Tuesday, May 11, 2010

Here's the slideshow of our Trisomy 18 miracles that we played at Lily's birthday celebration. Thank you to all of the parents who allowed us to share their children with our guests. Please know that Dave and I did our best to handle this delicately so that your beautiful child could be honored through our presentation.

Before we showed the video, Dave explained how the song was written by his best friend, Michael Ray, and his bandmate, Ilhwa Gallo--both of the band Eleventh Hour. Mike has told me in the past that this song belongs to me and Dave. What a gift! After Dave's explanation, I shared how the first time I heard the song, I could only think of how I've "held" Lily up to God, saying "Consider this lily, Lord. I'll try to understand and accept whatever you deem, but please, consider this lily." I can't imagine anyone mother of a child with special needs not feeling the same way. For that reason, I dedicate this song to all the mothers out there who have a child with special needs and who have said, "Lord, please, consider this lily."

Monday, May 10, 2010


It seems Miss Lily's VSD is almost healed. Again, the cardiologist sees no reason to prescribe medicine and no reason for surgery! Thank you, God!

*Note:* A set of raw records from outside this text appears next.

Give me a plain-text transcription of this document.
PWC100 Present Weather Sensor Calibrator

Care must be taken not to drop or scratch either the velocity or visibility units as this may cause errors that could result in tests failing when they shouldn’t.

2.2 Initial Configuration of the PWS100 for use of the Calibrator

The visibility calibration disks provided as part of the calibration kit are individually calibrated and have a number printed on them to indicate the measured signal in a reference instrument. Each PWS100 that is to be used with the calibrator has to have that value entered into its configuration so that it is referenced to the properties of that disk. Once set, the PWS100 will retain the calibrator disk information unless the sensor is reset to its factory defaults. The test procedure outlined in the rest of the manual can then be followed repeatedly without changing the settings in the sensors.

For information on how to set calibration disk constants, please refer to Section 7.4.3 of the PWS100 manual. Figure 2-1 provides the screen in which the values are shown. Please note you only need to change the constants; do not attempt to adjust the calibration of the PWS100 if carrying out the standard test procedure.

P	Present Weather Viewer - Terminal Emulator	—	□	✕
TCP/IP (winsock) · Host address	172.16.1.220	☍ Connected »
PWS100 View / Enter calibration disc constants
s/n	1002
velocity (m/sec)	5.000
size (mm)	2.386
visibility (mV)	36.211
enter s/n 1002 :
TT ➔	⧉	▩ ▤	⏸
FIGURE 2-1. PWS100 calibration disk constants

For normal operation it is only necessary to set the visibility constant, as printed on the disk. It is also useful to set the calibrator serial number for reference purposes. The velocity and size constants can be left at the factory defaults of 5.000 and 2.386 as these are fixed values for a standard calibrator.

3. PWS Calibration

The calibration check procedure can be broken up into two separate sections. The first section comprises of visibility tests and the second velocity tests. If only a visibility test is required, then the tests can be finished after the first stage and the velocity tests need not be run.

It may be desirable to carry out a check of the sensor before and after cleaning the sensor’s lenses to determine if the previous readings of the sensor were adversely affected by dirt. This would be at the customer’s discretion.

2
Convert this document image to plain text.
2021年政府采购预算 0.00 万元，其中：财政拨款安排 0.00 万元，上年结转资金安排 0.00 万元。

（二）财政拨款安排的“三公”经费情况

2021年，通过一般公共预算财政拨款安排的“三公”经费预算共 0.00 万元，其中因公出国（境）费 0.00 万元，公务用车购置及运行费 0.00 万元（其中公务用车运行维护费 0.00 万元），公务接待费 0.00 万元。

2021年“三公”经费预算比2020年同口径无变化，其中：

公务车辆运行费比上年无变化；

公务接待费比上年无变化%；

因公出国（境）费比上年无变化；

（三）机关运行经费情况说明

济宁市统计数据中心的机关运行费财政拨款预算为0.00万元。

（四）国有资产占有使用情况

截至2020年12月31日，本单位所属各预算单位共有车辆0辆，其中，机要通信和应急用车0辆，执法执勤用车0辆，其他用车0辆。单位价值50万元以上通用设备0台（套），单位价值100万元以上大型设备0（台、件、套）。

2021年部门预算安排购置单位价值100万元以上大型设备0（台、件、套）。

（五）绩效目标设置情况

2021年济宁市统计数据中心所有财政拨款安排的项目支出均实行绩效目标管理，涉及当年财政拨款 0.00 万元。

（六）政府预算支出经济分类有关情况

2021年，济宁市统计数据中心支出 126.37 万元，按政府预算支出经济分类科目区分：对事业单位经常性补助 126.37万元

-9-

He said that when you look at her heart from one angle in the ultrasound, it looks moderate, but Lily's tissue is closing the hole, so when you look at it from a different angle, you see the tissue there, blocking the blood from entering into the wrong chamber. Wow!

And we don't have to see him again for another six months. In the past, it was every three months. Way to go, Lily!

So thank you for your thoughts and prayers. And a special thank you for the prayers specifically for her VSD to close on its own.